Plot of the Most Common Bigrams:

bigrams %>%
  slice_max(n, n = 10) %>%
  ggplot(aes(x = reorder(bigram, n), y = n)) +
  geom_col(fill = "blue") +
  coord_flip() +
  labs(title = "Top 10 Most Common Bigrams", x = "Bigrams", y = "Count") +
  theme_minimal()

Thus, we can see that the most common bigrams are: “st louis”, “los angeles”, “san francisco”, “health care”, “san diego”, “happy birthday”, “social media”, “ice cream”, “white house”, and “weeks ago”.

Most Common Trigrams (3-Grams)

Creating the Trigrams:

trigrams <- tibble(text = subset_data) %>%
  unnest_tokens(trigram, text, token = "ngrams", n = 3) %>%
  separate(trigram, c("word1", "word2", "word3"), sep = " ") %>%
  filter(str_detect(word1, "^[a-z]+$"),
         str_detect(word2, "^[a-z]+$"),
         str_detect(word3, "^[a-z]+$")) %>%
  unite(trigram, word1, word2, word3, sep = " ") %>%
  count(trigram, sort = TRUE)

Plot of the Most Common Trigrams:

trigrams %>%
  slice_max(n, n = 10) %>%
  ggplot(aes(x = reorder(trigram, n), y = n)) +
  geom_col(fill = "green") +
  coord_flip() +
  labs(title = "Top 10 Most Common Trigrams", x = "Trigrams", y = "Count") +
  theme_minimal()

Thus, we can see that the most common trigrams are: “one of the”, “i do not”, “a lot of”, “it is a”, “i am not”, “it is not”, “i have been”, “there is a”, “i can not”, and “the end of”.

Next Steps

The next steps for creating my prediction algorithm and Shiny app involve constructing n-gram language models from my cleaned corpus. I will attempt 6 different models to predict the next word. I will start with 6-grams, and then move down to 5-grams, 4-grams, 3-grams, 2-grams, and 1-grams. This is known as a backoff approach where I use the highest-order n-gram available and progressively back down to smaller n-grams.

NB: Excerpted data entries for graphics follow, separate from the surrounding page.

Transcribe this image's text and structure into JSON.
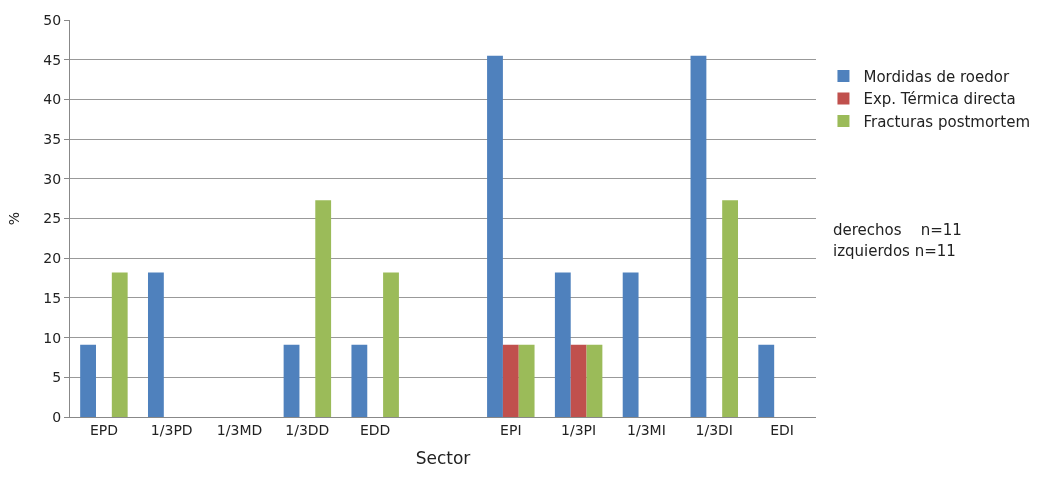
{
  "chart_data": {
    "type": "bar",
    "xlabel": "Sector",
    "ylabel": "%",
    "categories": [
      "EPD",
      "1/3PD",
      "1/3MD",
      "1/3DD",
      "EDD",
      null,
      "EPI",
      "1/3PI",
      "1/3MI",
      "1/3DI",
      "EDI"
    ],
    "series": [
      {
        "name": "Mordidas de roedor",
        "color": "#4f81bd",
        "values": [
          9.1,
          18.2,
          0,
          9.1,
          9.1,
          null,
          45.5,
          18.2,
          18.2,
          45.5,
          9.1
        ]
      },
      {
        "name": "Exp. Térmica directa",
        "color": "#c0504d",
        "values": [
          0,
          0,
          0,
          0,
          0,
          null,
          9.1,
          9.1,
          0,
          0,
          0
        ]
      },
      {
        "name": "Fracturas postmortem",
        "color": "#9bbb59",
        "values": [
          18.2,
          0,
          0,
          27.3,
          18.2,
          null,
          9.1,
          9.1,
          0,
          27.3,
          0
        ]
      }
    ],
    "ylim": [
      0,
      50
    ],
    "yticks": [
      0,
      5,
      10,
      15,
      20,
      25,
      30,
      35,
      40,
      45,
      50
    ],
    "grid": "y",
    "legend": "right",
    "annotations": [
      "derechos    n=11",
      "izquierdos n=11"
    ]
  }
}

Because many possible word combinations may not appear in the dataset, I will also explore smoothing techniques to help assign small probabilities to unseen word sequences and improve the robustness of the predictions. I may revise the number of n-gram models I use depending on predictive accuracy and how long it takes to run. My goal is to reduce memory usage as much as possible and run efficiently without significantly reducing the performance of the model.

I will also need to experiment with the size of the dataset used to build my model. I could not run the entire dataset for this exploratory analysis, I arbitrarily chose a subset of 25,000 items. Perhaps, this may not be enough to make the most accurate predictions, and I will have to increase this number if computational resources allow. The dataset will then be randomly divided into training, validation, and test sets using a 60/30/10 split in order to evaluate the model’s performance.

Finally, I will create a Shiny application with my predictive model. I want this to be very user-friendly and simple. There will be a text box for users to input a word or phrase, and underneath they will receive real-time next-word predictions based on my model.